Posted by: Jane | July 13, 2008 at 03:47 PM
Please don't kill the horses. With all our sophistication surely we can find another way to take care of these animals!
Posted by: Sandra Short | August 06, 2008 at 02:02 PM
R U KIDDING!!! TO MUCH WILD HORSES!!!! TRY NOT ENOUGH. WILD HORSES ARE DISIPEARING QUICKLY AND NEED ARE HELP BECAUSE SOON THEY WILL BE GONE AN PEOPLE LIKE THIS WILL B AND ARE ALREADY TO BLAME! THIS IS CRAZY!!!!
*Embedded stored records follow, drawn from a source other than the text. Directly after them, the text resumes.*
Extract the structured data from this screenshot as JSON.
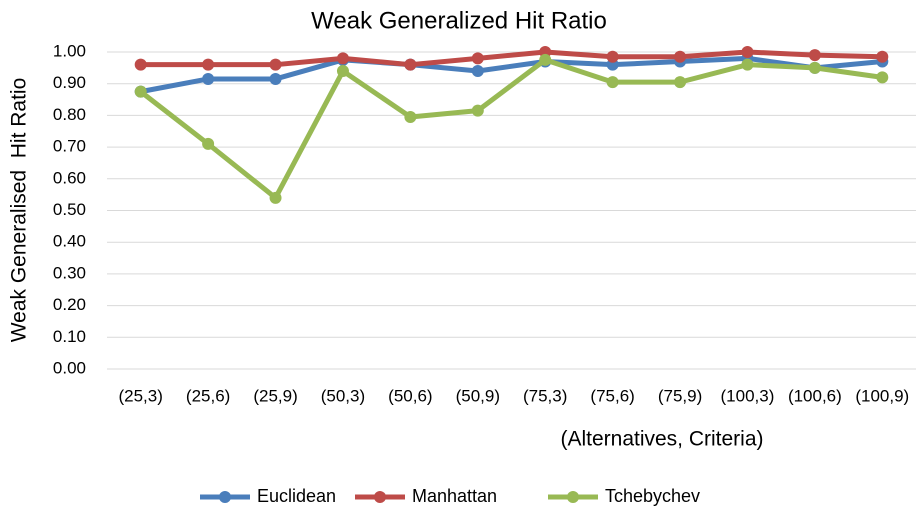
{
  "chart_data": {
    "type": "line",
    "title": "Weak Generalized Hit Ratio",
    "y_label": "Weak Generalised  Hit Ratio",
    "x_label": "(Alternatives, Criteria)",
    "categories": [
      "(25,3)",
      "(25,6)",
      "(25,9)",
      "(50,3)",
      "(50,6)",
      "(50,9)",
      "(75,3)",
      "(75,6)",
      "(75,9)",
      "(100,3)",
      "(100,6)",
      "(100,9)"
    ],
    "series": [
      {
        "name": "Euclidean",
        "color": "#4a7ebb",
        "values": [
          0.875,
          0.915,
          0.915,
          0.975,
          0.96,
          0.94,
          0.97,
          0.96,
          0.97,
          0.98,
          0.95,
          0.97
        ]
      },
      {
        "name": "Manhattan",
        "color": "#be4b48",
        "values": [
          0.96,
          0.96,
          0.96,
          0.98,
          0.96,
          0.98,
          1.0,
          0.985,
          0.985,
          1.0,
          0.99,
          0.985
        ]
      },
      {
        "name": "Tchebychev",
        "color": "#98b954",
        "values": [
          0.875,
          0.71,
          0.54,
          0.94,
          0.795,
          0.815,
          0.975,
          0.905,
          0.905,
          0.96,
          0.95,
          0.92
        ]
      }
    ],
    "ylim": [
      0,
      1
    ],
    "yticks": [
      {
        "value": 0,
        "label": "0.00"
      },
      {
        "value": 0.1,
        "label": "0.10"
      },
      {
        "value": 0.2,
        "label": "0.20"
      },
      {
        "value": 0.3,
        "label": "0.30"
      },
      {
        "value": 0.4,
        "label": "0.40"
      },
      {
        "value": 0.5,
        "label": "0.50"
      },
      {
        "value": 0.6,
        "label": "0.60"
      },
      {
        "value": 0.7,
        "label": "0.70"
      },
      {
        "value": 0.8,
        "label": "0.80"
      },
      {
        "value": 0.9,
        "label": "0.90"
      },
      {
        "value": 1,
        "label": "1.00"
      }
    ],
    "grid": true,
    "legend": "bottom"
  }
}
Posted by: Grace O'Callaghan | September 09, 2008 at 03:41 PM
STOP NO WAY SHALL WE KILL
THE HORSES MUST BE SAVED .
COLORADO ,DENVER
Posted by: DONALD KIRK JUREN | November 02, 2008 at 10:54 PM
so just leave the horses, they aren't hurting anyone. they're just like a bear living out there. so lets all go get all the bears too
Posted by: Anthony French | November 17, 2008 at 06:27 AM
Don't kill the wild horses. Simply take out the stallions until you get enough sold off.The stallions are breeding the mares which is making foals that you can not feed.Don't blame the wild horses.
Posted by: Tesse Godwin | December 10, 2008 at 04:57 PM
there is a way to save wild horses but not to tame them and make them ridding horses then they won't be wild horses they will be gest horses but u can buy them and get alot of land and let them eat the grass and leave them be.